"The Fear of Pleasure: Queer Affects in Environmental Movements"
For decades, feminist and queer scholars have pointed out that erotophobia is connected to a masculine and colonial relation to the earth, and yet, within environmental movements the affects of sincerity, outrage, and anxiety are often emphasized. What, in pleasure, in joy, and laughter, are we afraid of? And how might this connect to a queer environmental politics? The talk and discussion will be followed by a screening of Shawna Dempsey and Lorri Millan's video Lesbian Park Rangers. This talk will be held December 6th at 5:30pm at The Bishop Bar, during which time the film will be screened.
Heather Davis is an assistant professor of Culture and Media at The New School in New York whose work draws on feminist and queer theory to examine ecology, materiality, and contemporary art in the context of settler colonialism. Her most recent book, Plastic Matter (Duke University Press, 2022) explores the transformation of geology, media, and bodies in light of plastic’s saturation.
Series Description
Cultural Studies has often been framed as a method of approach, a way of understanding and interpreting the relationship between cultural narratives and social and political institutions with particular attention to questions of power and resistance. The past few decades have seen several challenges to this method, from the new materialist critique of the linguistic turn to post-critical and auto-theoretical emphases on aesthetics, affect, and memoir. These movements have been especially central to work in queer studies and queer of color critique, most centrally expressed in Eve Kosofsky Sedgwick’s complaint about the stultifying sameness of approach in queer theoretical writing and its mistaken fidelity to exposure and persuasion as activist modes. These challenges have broadened the scope of humanities research, taking in archives formerly left to the sciences and modes of thought once considered too creative to count as academic arguments. The resulting profusion of subjects and styles reflects the robustness of our field in a way often overlooked by the so-called method wars.

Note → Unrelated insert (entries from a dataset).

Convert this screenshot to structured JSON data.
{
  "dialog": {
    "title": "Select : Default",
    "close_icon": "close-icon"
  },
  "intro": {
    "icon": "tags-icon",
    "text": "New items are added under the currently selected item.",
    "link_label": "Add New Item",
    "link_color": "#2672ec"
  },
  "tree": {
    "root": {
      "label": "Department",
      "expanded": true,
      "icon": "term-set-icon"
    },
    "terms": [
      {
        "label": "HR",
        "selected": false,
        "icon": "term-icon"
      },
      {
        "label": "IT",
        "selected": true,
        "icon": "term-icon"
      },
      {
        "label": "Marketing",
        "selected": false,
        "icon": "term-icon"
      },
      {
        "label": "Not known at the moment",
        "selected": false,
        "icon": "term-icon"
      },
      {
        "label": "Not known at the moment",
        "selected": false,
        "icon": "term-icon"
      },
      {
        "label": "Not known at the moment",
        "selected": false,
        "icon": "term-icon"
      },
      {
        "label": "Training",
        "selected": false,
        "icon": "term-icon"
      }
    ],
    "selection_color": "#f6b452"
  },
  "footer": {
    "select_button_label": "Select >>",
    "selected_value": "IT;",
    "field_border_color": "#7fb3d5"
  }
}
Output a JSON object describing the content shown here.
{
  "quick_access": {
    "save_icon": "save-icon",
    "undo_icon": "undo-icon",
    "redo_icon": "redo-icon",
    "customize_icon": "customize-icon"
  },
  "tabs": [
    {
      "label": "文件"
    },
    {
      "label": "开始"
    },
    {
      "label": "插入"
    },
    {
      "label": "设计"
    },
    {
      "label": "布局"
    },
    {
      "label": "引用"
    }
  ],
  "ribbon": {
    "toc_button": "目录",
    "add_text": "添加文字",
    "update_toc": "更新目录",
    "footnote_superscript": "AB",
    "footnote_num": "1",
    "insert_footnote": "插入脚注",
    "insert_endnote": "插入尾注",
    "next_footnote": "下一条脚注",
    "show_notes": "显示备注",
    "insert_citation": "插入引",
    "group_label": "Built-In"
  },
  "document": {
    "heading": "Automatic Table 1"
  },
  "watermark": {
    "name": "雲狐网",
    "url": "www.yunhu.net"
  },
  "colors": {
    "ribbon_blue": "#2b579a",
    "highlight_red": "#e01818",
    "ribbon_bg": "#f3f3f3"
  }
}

This year, Culture Nights seeks to celebrate and enrich our work on how we write and what we write about with a series of meetings that push us beyond the form of scholarly writing. How can we understand these forms as producing criticism, and what sort of criticism do they produce? Our series invites scholars whose works have taken the form of films, pamphlets, and how-to books, archival and visual curation, plastic and fabric art practices, and event-creation, to discuss how (and whether!) they see their work as forms of criticism. As a way of putting our interests into practice, we will encourage presentations that experiment with form and media, including film screenings, interviews, readings, and collaborative workshops.